Hanno fatto il cambio di cintura dopo un anno di allenamenti, gare, sacrificio ma anche tanto divertimento. Sono gli oltre cento atleti del Centro sportivo “Guido Sieni” di Sassari che nei giorni scorsi, sui tatami allestiti al Palaserradimigni, hanno salutato l’anno di attività con i tradizionali esami di fine corso. E già da lunedì per gli esordienti A, B, Cadetti, juniores e seniores inizia il “Guido Sieni training camp”.

Mercoledì scorso il palazzetto dello sport di piazzale Segni ha visto i tanti atleti dello storico “dojo” sassarese esibirsi davanti al numeroso pubblico che, dalle tribune, ha apprezzato le esibizioni dei judoka. Ragazzi, esordienti A e B, Cadetti, juniores e seniores hanno dato dimostrazione delle loro abilità.

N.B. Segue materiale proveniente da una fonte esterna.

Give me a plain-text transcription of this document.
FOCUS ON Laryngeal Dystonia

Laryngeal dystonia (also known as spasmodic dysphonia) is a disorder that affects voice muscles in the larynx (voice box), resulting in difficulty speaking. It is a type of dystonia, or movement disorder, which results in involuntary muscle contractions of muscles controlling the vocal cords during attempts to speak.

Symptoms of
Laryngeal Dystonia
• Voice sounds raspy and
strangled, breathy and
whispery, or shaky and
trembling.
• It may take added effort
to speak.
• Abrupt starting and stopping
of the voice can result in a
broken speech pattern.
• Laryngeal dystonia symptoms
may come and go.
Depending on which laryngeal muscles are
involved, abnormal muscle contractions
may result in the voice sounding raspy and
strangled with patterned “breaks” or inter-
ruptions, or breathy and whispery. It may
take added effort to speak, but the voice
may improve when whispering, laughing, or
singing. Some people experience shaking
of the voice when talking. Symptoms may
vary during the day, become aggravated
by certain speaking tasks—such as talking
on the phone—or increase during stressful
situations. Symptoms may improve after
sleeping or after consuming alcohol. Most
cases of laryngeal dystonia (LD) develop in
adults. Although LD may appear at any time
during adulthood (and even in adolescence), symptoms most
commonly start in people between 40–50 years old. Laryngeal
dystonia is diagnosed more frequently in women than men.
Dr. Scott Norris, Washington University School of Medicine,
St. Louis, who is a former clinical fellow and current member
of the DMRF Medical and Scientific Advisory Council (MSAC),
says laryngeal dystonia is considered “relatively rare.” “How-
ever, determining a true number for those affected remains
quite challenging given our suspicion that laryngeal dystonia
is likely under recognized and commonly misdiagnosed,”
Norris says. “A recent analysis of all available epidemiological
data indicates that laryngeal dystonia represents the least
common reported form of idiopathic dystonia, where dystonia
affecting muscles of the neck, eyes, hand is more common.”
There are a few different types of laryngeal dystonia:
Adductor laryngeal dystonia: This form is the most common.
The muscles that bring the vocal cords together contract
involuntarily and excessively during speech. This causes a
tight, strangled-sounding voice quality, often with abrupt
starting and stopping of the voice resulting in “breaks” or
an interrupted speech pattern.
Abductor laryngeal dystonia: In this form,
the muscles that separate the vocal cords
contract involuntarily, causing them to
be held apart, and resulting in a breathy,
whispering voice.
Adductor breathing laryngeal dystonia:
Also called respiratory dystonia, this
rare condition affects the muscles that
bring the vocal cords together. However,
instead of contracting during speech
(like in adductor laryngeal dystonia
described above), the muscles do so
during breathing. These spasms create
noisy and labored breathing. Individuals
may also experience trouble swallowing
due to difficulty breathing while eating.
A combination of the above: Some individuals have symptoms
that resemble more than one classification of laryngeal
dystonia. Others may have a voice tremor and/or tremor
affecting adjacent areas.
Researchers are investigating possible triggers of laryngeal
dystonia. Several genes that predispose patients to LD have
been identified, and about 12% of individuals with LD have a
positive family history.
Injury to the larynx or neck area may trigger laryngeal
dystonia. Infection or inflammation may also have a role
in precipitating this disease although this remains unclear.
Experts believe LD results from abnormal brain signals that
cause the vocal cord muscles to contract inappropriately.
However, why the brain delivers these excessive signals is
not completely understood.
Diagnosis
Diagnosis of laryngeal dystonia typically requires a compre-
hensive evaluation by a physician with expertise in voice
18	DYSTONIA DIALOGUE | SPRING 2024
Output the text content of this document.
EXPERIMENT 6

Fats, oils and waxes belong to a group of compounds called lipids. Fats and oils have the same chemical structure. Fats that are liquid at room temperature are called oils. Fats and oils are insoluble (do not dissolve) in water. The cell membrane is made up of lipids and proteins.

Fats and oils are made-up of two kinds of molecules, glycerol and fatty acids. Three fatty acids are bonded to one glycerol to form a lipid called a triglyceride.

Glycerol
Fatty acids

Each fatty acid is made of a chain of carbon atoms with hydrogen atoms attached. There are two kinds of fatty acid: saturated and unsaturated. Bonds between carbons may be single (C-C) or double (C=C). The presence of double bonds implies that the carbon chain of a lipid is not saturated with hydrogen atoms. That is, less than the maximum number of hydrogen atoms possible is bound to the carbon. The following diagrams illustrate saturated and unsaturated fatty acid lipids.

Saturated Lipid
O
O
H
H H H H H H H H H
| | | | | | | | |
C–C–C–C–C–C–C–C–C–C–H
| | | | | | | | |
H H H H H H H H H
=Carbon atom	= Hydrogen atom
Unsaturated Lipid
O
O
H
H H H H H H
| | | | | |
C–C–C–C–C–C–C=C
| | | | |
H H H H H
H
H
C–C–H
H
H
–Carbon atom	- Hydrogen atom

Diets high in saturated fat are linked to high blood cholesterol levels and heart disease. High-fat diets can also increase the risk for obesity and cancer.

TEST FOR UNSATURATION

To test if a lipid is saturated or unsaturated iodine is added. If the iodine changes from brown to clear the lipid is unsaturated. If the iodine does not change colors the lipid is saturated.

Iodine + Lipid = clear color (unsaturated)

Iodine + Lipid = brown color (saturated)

Sul campo del palazzetto c’erano i tanti bambini, categoria Fanciulli, che quest’anno hanno frequentato i corsi del maestro Stefano Urgeghe, delle istruttrici Simona Cossu Rocca e Silvia Saba, e che, con entusiasmo e determinazione, hanno partecipato alle numerosissime gare che la Fijlkam Sardegna organizza da Nord a Sud dell’Isola.

Anche per loro, l’appuntamento è stato occasione per il cambio di cintura, sotto l’attenta guida degli istruttori Antonello Taras e Gian Giacomo Forteleoni.

Da lunedì 3 luglio, alle ore 9, al via l’importante appuntamento estivo con l’arte del maestro Jigoro Kano. Il Centro sportivo Guido Sieni ha, infatti, organizzato il primo “Guido Sieni training camp”, quattro settimane di intenso lavoro con maestri di caratura nazionale e internazionale. Lo stage, aperto alla partecipazione di atleti delle categorie Ragazzi (ultimo anno) esordienti A e B, Cadetti, Junior e Senior, vedrà protagonisti le tante giovani promesse del judo isolano.

Ad aprire gli appuntamenti, che si svolgeranno al camp allestito in regione La Landrigga, sulla strada statale 291 Sassari-Fertilia, al numero 117, sarà Domenico Paduano, cintura nera sesto dan, bronzo mondiale juniores, bronzo europeo juniores e ancora bronzo e argento alla World cup, nonché pluricampione italiano.

Seguirà la settimana con Josef Csak, cintura nera sesto dan, argento olimpico, oro quindi due volte argento e ancora bronzo agli Europei, bronzo agli Europei juniores, pluricampione nazionale ungherese.

Sarà, poi, la volta di Paolo Natale, cintura nera sesto dan, collaborate tecnico di alcune nazionali nonché direttore sportivo del progetto AtletInRete.

A chiudere il camp sarà Diego Brambilla, cintura nera sesto dan, olimpionico, bronzo ai mondiali e argento ai giochi del Mediterraneo e ancora bronzo ai mondiali universitari, due volte argento agli europei under 21, pluricampione italiano e allenatore della nazionale olimpica croata, consulente delle squadre nazionali italiane e direttore tecnico della Isao Okano club 97.